There are two principal issues that affect how PR is perceived in the popular imagination:
- No one knows what you do for a living, often confusing your trade with advertising or simple publicity, and
- People who think they know what PR is learned what they learned from shows like E!'s The Spin Crowd.
For those of you who haven't yet experienced the latest basic-cable-conveyed inconvenience to the poor electrons that zip through the wires leading up to your cable box, The Spin Crowd is like MTV's PoweR Girls, only without the excitement of having Lizzie "Terror of the Hamptons" Grubman at the helm.
Instead, we have Jonathan Cheban, whom the Post referred to as "The Devil Makes Everyone Else Wear Prada." In the first episode, Cheban browbeats a first-year associate into getting her lips plumped with collagen injections, calling her "homely" to her face and encouraging her to "step it up". (This is Hollywood, after all.) Post-plumping, he enthused that he just couldn't wait to get her in front of the clients, only to flip out when the associate informs him that she wisely opted for a more temporary procedure.
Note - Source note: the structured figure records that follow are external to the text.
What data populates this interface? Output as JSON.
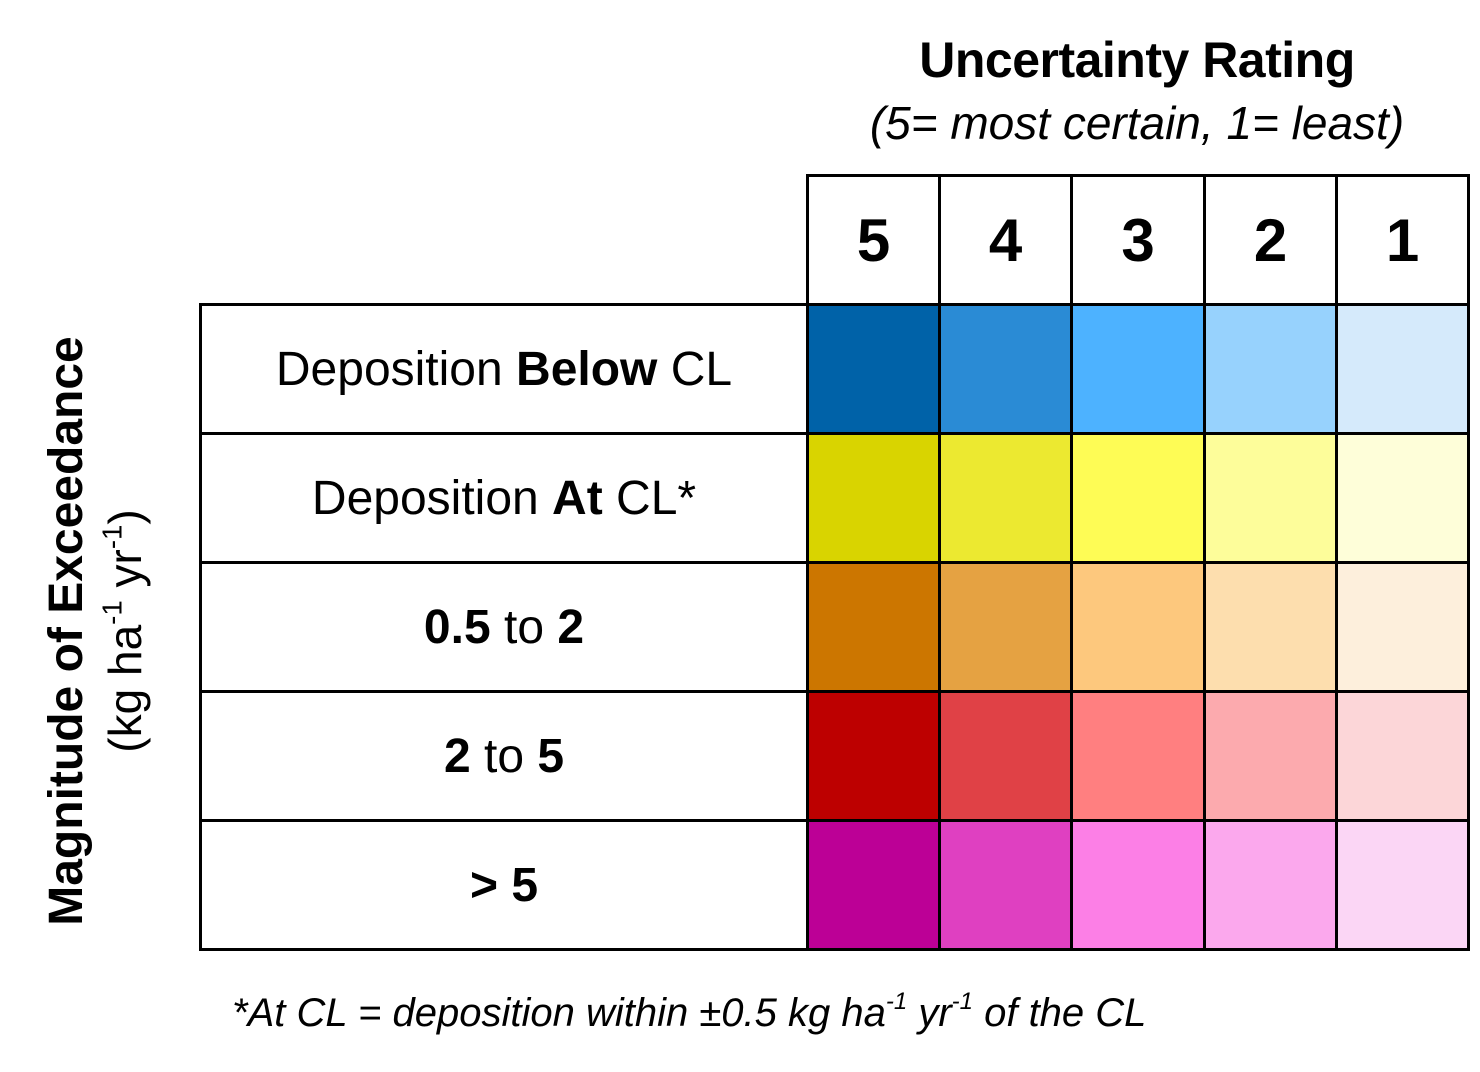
{
  "title": "Uncertainty Rating",
  "subtitle": "(5= most certain, 1= least)",
  "column_headers": [
    "5",
    "4",
    "3",
    "2",
    "1"
  ],
  "rows": [
    {
      "label_parts": [
        {
          "text": "Deposition ",
          "bold": false
        },
        {
          "text": "Below",
          "bold": true
        },
        {
          "text": " CL",
          "bold": false
        }
      ],
      "colors": [
        "#0062a8",
        "#2a8bd5",
        "#4db2ff",
        "#97d2fd",
        "#d5eafb"
      ]
    },
    {
      "label_parts": [
        {
          "text": "Deposition ",
          "bold": false
        },
        {
          "text": "At",
          "bold": true
        },
        {
          "text": " CL*",
          "bold": false
        }
      ],
      "colors": [
        "#d9d400",
        "#ece930",
        "#fefc55",
        "#fdfd9a",
        "#fefed9"
      ]
    },
    {
      "label_parts": [
        {
          "text": "0.5",
          "bold": true
        },
        {
          "text": " to ",
          "bold": false
        },
        {
          "text": "2",
          "bold": true
        }
      ],
      "colors": [
        "#cc7600",
        "#e5a242",
        "#fdc87d",
        "#fddeae",
        "#fdefdc"
      ]
    },
    {
      "label_parts": [
        {
          "text": "2",
          "bold": true
        },
        {
          "text": " to ",
          "bold": false
        },
        {
          "text": "5",
          "bold": true
        }
      ],
      "colors": [
        "#bd0000",
        "#e04146",
        "#ff7f80",
        "#fcaaae",
        "#fcd6d8"
      ]
    },
    {
      "label_parts": [
        {
          "text": "> 5",
          "bold": true
        }
      ],
      "colors": [
        "#bc0096",
        "#df40c1",
        "#fc7fe6",
        "#fba8ed",
        "#fbd6f5"
      ]
    }
  ],
  "y_axis": {
    "title": "Magnitude of Exceedance",
    "unit_parts": [
      "(kg ha",
      "-1",
      " yr",
      "-1",
      ")"
    ]
  },
  "footnote_parts": [
    "*At CL = deposition within ±0.5 kg ha",
    "-1",
    " yr",
    "-1",
    " of the CL"
  ]
}
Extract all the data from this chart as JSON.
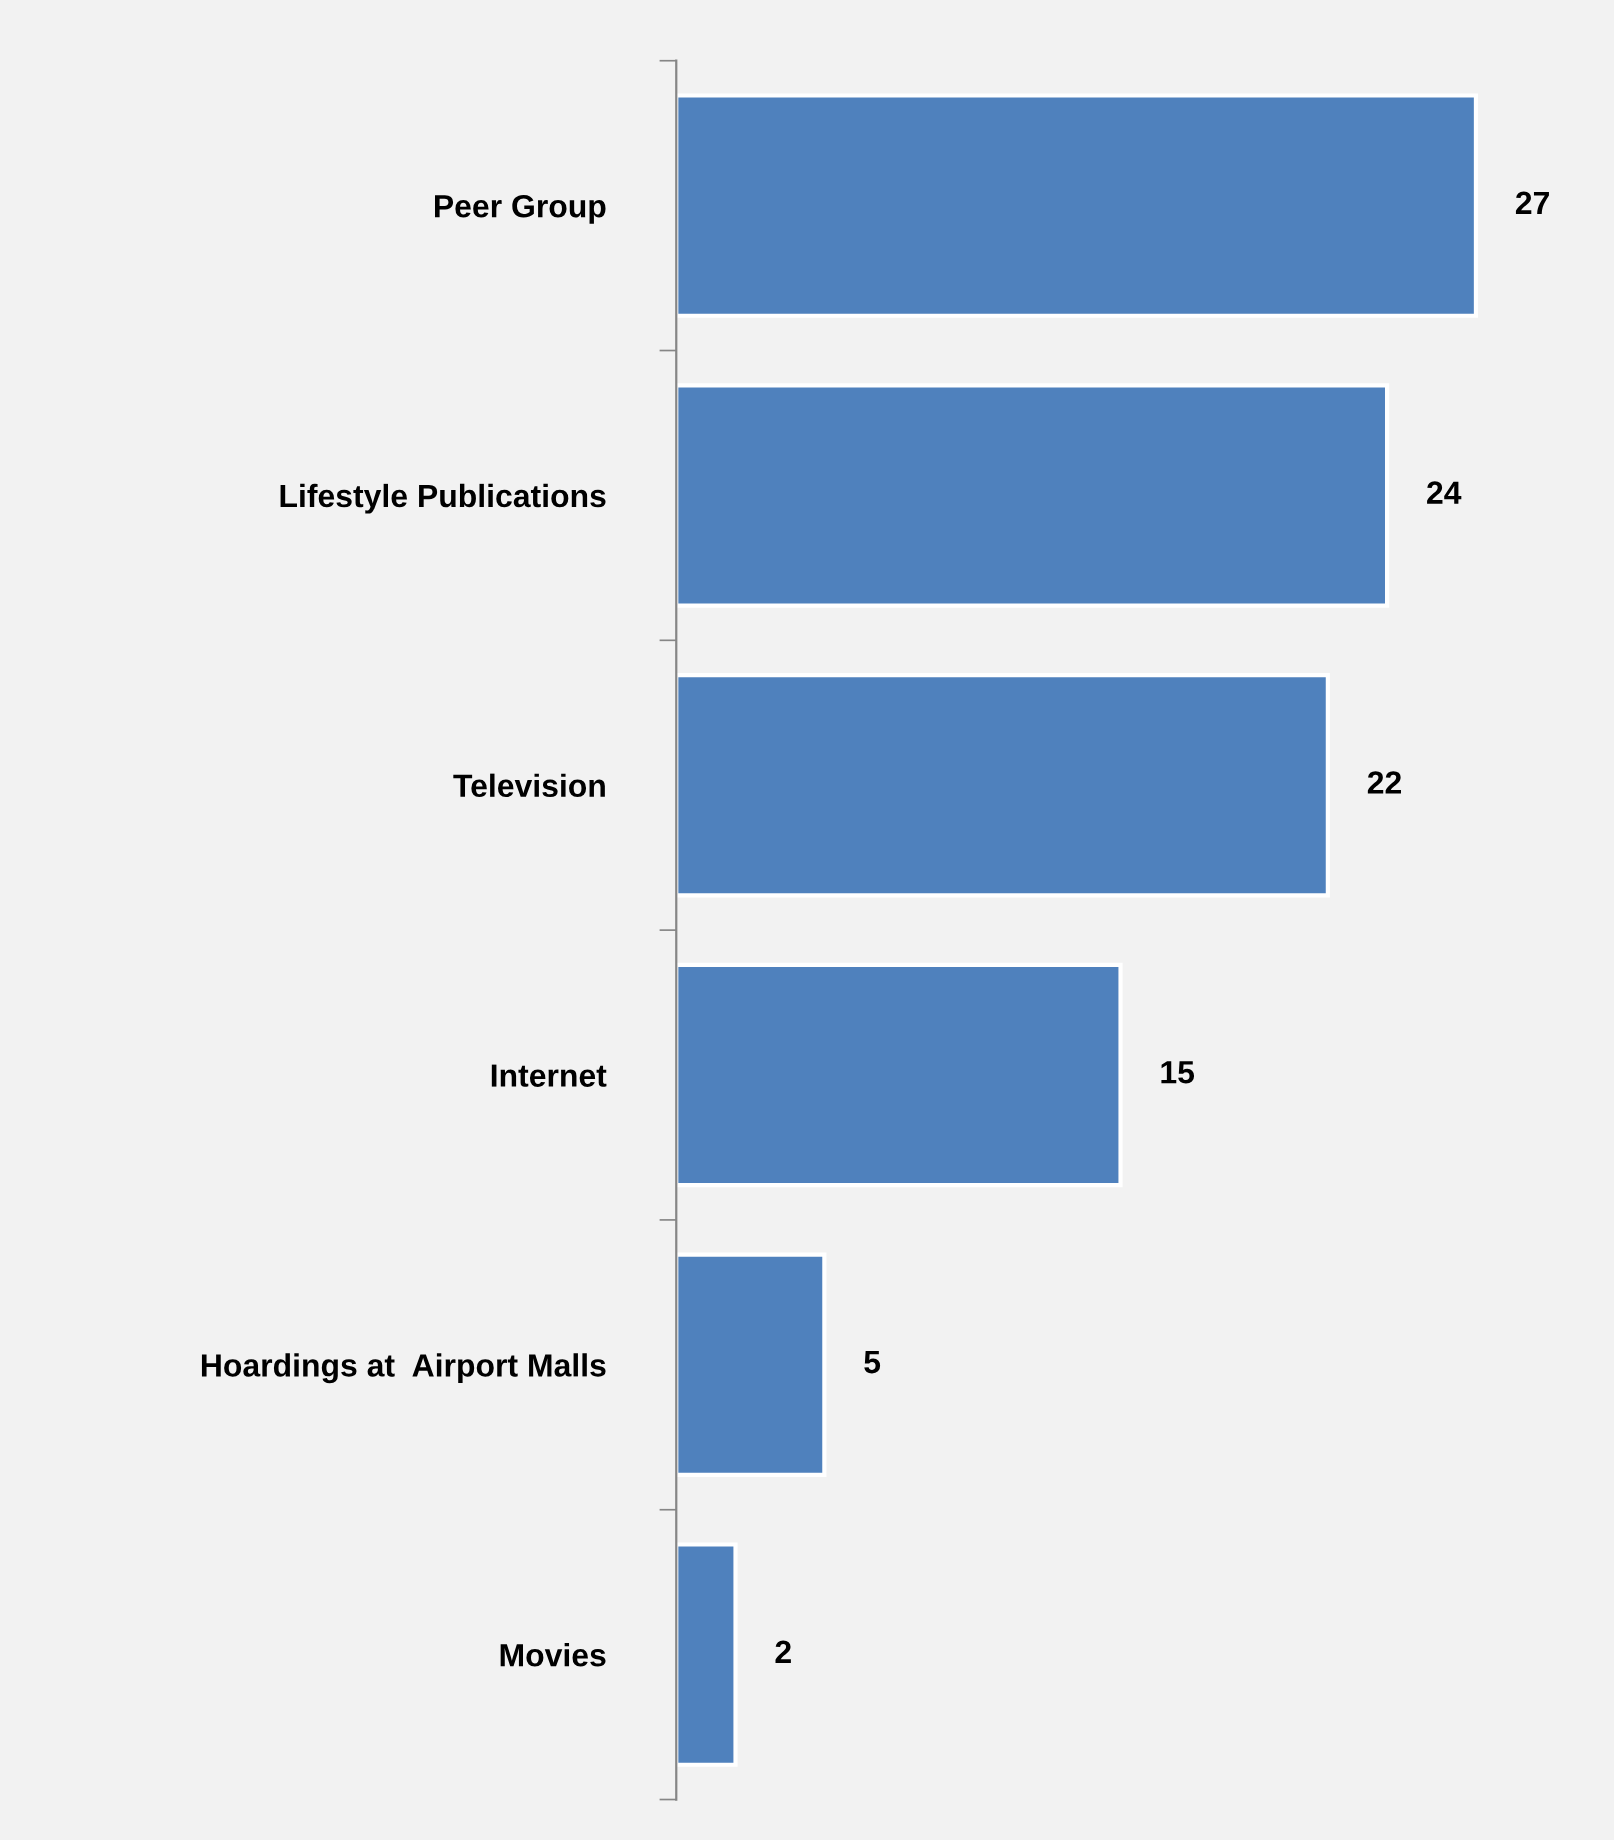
{
  "chart_data": {
    "type": "bar",
    "orientation": "horizontal",
    "categories": [
      "Peer Group",
      "Lifestyle Publications",
      "Television",
      "Internet",
      "Hoardings at  Airport Malls",
      "Movies"
    ],
    "values": [
      27,
      24,
      22,
      15,
      5,
      2
    ],
    "color": "#4f81bd",
    "data_labels": true,
    "grid": false,
    "legend": false,
    "tick_labels": "y"
  }
}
Cheban's VP, Simon Huck, exacted revenge on the associate's behalf by playing on his boss's vanity and talking him into undergoing a painful cryo-removal process for his love handles.
Just another day at any PR firm, right?
Later, Cheban dangles a raise in front of another associate if she would just get their client's celebrity spokesperson Mario Lopez to take his shirt off. (The spokesperson, incidentally, does not use the client's product, which is a tanning aid of some kind. Total regulator-bait, for sure.)
I'm once again reminded of Charles Ferguson's severe appraisal of PR professionals in his book High Stakes, No Prisoners:
The [PR] women are smart, hard as nails, ruthless, and often stunningly gorgeous. The rank and file is completely dominated by attractive young women, various combinations of dragon lady and bimbette, whose job is social lubrication — opening doors, getting interviews, pushing you through a crowd toward sometone they're just dying to have you meet.
...Granted, watching newly hatched Hollywood publicists compile media lists or editorial calendars probably doesn't make for the best TV, to say nothing of being hunched over a computer writing a three-year-long strategic plan. So, I recognize that a lot of the show's shooting and editing is done for dramatic effect.
The [PR] men generally reminded me of my reaction to Clinton advisors like Dick Morris or David Gergen — greasy, overweight, amoral, somehow pathetic even when extremely successful.
But I can't help feeling that this does a great disservice to PR, which has only relatively recently started to be taken seriously as a strategic, corporate-management-level discipline. (Not that I expect many folks to care, especially the media outlets that will review and report about this show.)
I entertain myself by imagining that this show does for the public's perception of PR what CSI did to jury pools across the United States. Just as real lawyers and criminologists will chuckle and scoff at the ten-minute DNA tests and the Beautiful Mind-like deduction powers of the protagonists, I think I might actually enjoy how far from reality this reality show gets.